The compute nodes, DMEs, and PowerMaxOS 10 software supply the foundation for a true active/active, shared everything solution for the demanding requirements of enterprise data centers. The glue that ties all these components together and allows PowerMax to deliver these benefits to customers is the internal Dynamic Fabric.
PowerMax Dynamic Fabric
Both the PowerMax 2500 and 8500 use full end-to-end, internal Non-Volatile Memory Express over Fabrics (NVMe-oF) topologies between the compute nodes and DMEs. These NVMe-oF topologies are referred to as the PowerMax Dynamic Fabric.
Core elements
The Dynamic Fabric turns the compute and backend storage elements into individual independent endpoints on a large internal storage fabric. Each endpoint in this fabric is dual ported, with each port being connected to a physically isolated fabric—Fabric A or Fabric B—for redundancy. These individual compute and storage endpoints can be placed into shared resource pools, disaggregating the storage and compute in the system. In this architecture, all compute node endpoints can access all shared memory in all the other compute nodes using the system’s high-speed RDMA protocol. Further, all compute node endpoints can access all storage endpoints and SSDs in the DMEs using the system’s high-speed NVMe-oF protocol. This access to all shared memory and all storage endpoints and DME SSDs creates a true active/active and share everything system architecture. This system disaggregation decouples the compute and storage so that they can be scaled and provisioned independently of each other to meet application requirements rather than adhering to strict system architecture requirements. To allow for this shared everything decoupled architecture, the Dynamic Fabric provides the system with these key elements:
- Ability to share memory access between the nodes
- High-speed interconnection between cluster components
- End-to-end data consistency checking based on SCSI T10-DIF Protection Information that protects against erroneous data transmission and data corruption
Shared memory
The PowerMax system uses an active/active, share everything architecture. This includes memory content sharing, where each node can access data in another node’s memory. On PowerMax, this is done by using Remote Direct Memory Access (RDMA). RDMA is the ability to read from and write to memory on an external compute node without interrupting the processing of the CPU(s) on that node. RDMA permits high-throughput, low-latency data transfer between the memory of two computing systems, which is essential in high performing clustered computing systems such as PowerMax. Using RDMA, all PowerMax nodes can access the memory content of any other node in the system as if it was its own. The ability for each node to access other nodes’ memory using RDMA turns the total capacity of cache in the PowerMax systems into a truly shared resource pool called PowerMax Global Cache.

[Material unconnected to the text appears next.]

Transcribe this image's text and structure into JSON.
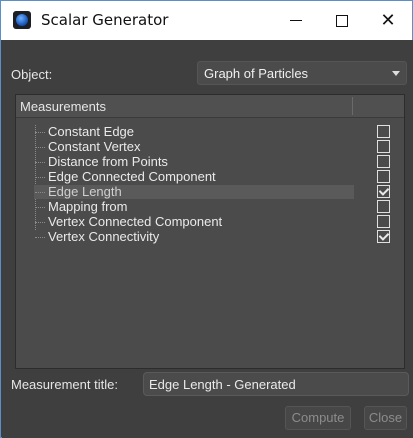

High-speed interconnecting fabric
PowerMax RDMA communications are subject to fabric latency, thereby making the PowerMax a Non-Uniform Memory Access (NUMA) system. A key requirement for PowerMax Global Cache (and NUMA systems in general) is that the fabric that transports the internode RDMA communications must be extremely low latency and have high bandwidth. For this reason, PowerMax uses the InfiniBand (IB) protocol as its primary internode fabric. IB is a fabric technology and set of protocols most often seen in high-performance computing (HPC) environments such as Wall Street’s real-time trading and risk analysis applications. It is used in these environments because it natively provides:
- A highly energy-efficient, high-bandwidth, and low-latency fabric: In PowerMax, the IB fabric is run in connected mode, where a single lane can transmit 100 Gbps with MTUs of 2 MB. Larger single-lane data transfer is more efficient than smaller multilane data transfer because more data is transferred using a single clock cycle—consuming far fewer compute resources to transfer data. Studies have shown that when run in connected mode, IB is over 70 percent more energy efficient per byte sent than other RDMA fabric choices such as Ethernet: Evaluating Energy Efficiency of Gigabit Ethernet and Infiniband Software Stacks in Data Centres (IEEE study).

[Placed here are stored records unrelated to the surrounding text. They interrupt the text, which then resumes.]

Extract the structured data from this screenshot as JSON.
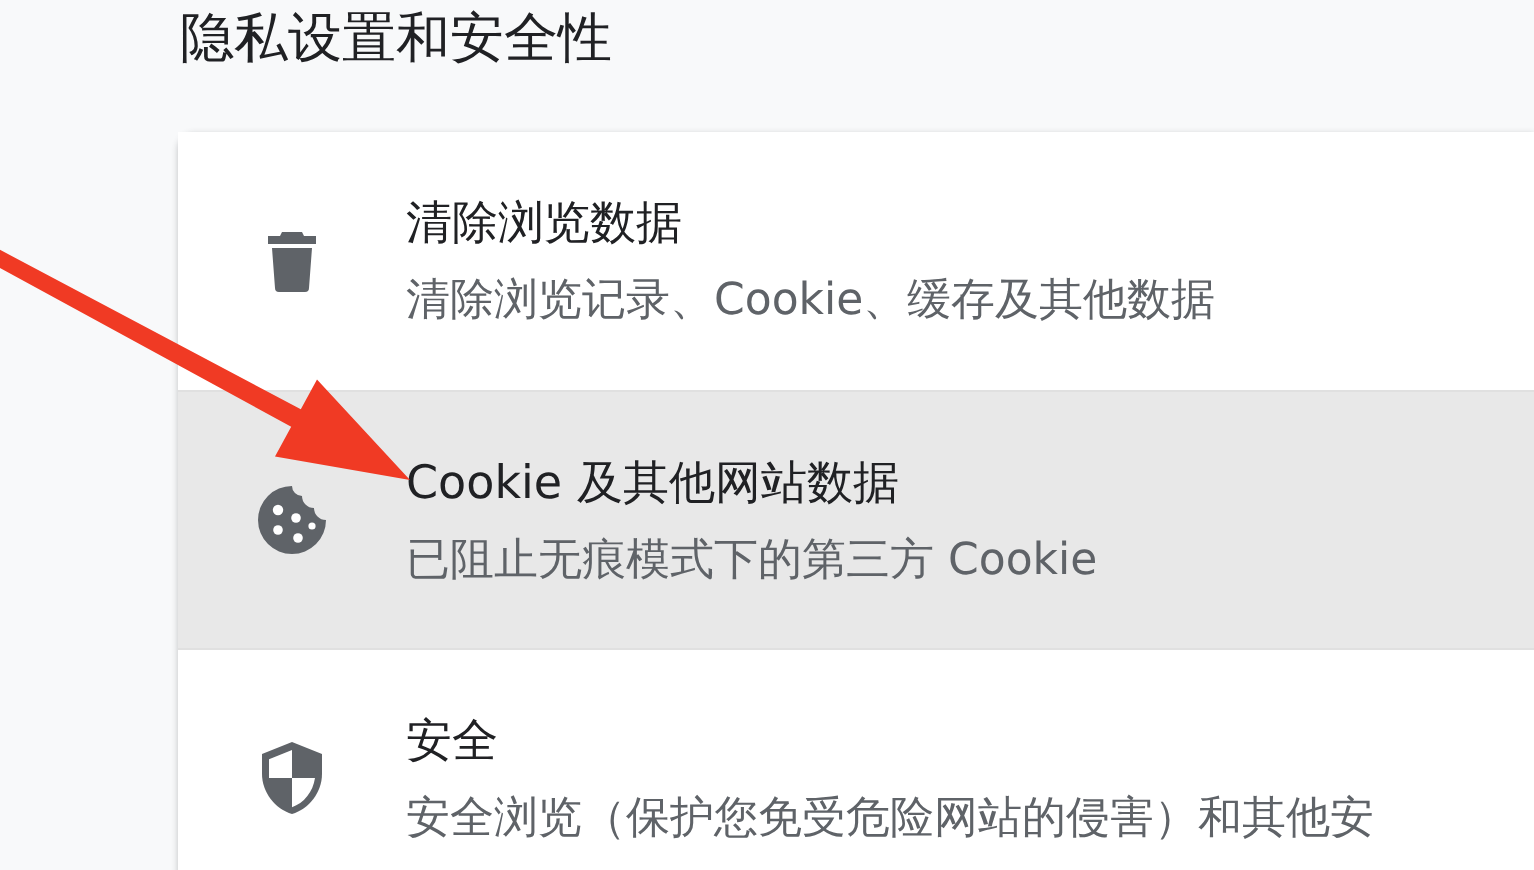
{
  "section_title": "隐私设置和安全性",
  "items": [
    {
      "kind": "trash",
      "title": "清除浏览数据",
      "subtitle": "清除浏览记录、Cookie、缓存及其他数据",
      "selected": false
    },
    {
      "kind": "cookie",
      "title": "Cookie 及其他网站数据",
      "subtitle": "已阻止无痕模式下的第三方 Cookie",
      "selected": true
    },
    {
      "kind": "shield",
      "title": "安全",
      "subtitle": "安全浏览（保护您免受危险网站的侵害）和其他安",
      "selected": false
    }
  ]
}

- Scalability: IB can support tens of thousands of fabric endpoints in a flat single-subnet network. Thus, you can scale the PowerMax disaggregated architecture by adding independent compute and storage endpoints into the fabric without having to add more subnets and without incurring additional latency penalties.
- High security: The protocol is implemented in hardware, and the communication attributes are configured centrally in a way that does not enable software applications to gain control over them and maliciously spoof or change those attributes.
- Resiliency: RDMA data transfers can be protected with SCSI T10-DIF Protection Information. This allows detection of data corruption from many sources, and, with the PowerMax redundant architecture, the correct data can always be referenced.
Implementation
Using RDMA and NVMe-oF with an IB fabric architecture, the PowerMax Dynamic Fabric delivers the high levels of performance, scalability, efficiency, and security that enterprise customers require. Implementation of the Dynamic Fabric to achieve these outcomes is different between the PowerMax 2500 and PowerMax 8500.
PowerMax 2500
A PowerMax 2500 can scale up to two node pairs. Each node pair comes with its own direct-attached PCIe DME. A key architectural part of the PowerMax 2500 Dynamic Fabric is the use of PCIe multihost technology. In the case of the PowerMax 2500, PCIe multihost allows both nodes to share each other's internal PCIe IB 100 Gb Host Channel Adapter (HCA), creating a high-speed, switchless fabric between the nodes for low-latency RDMA communication. Data transfer between the nodes and direct-attached PCIe DMEs uses a x32 lane NVMe/PCIe fabric.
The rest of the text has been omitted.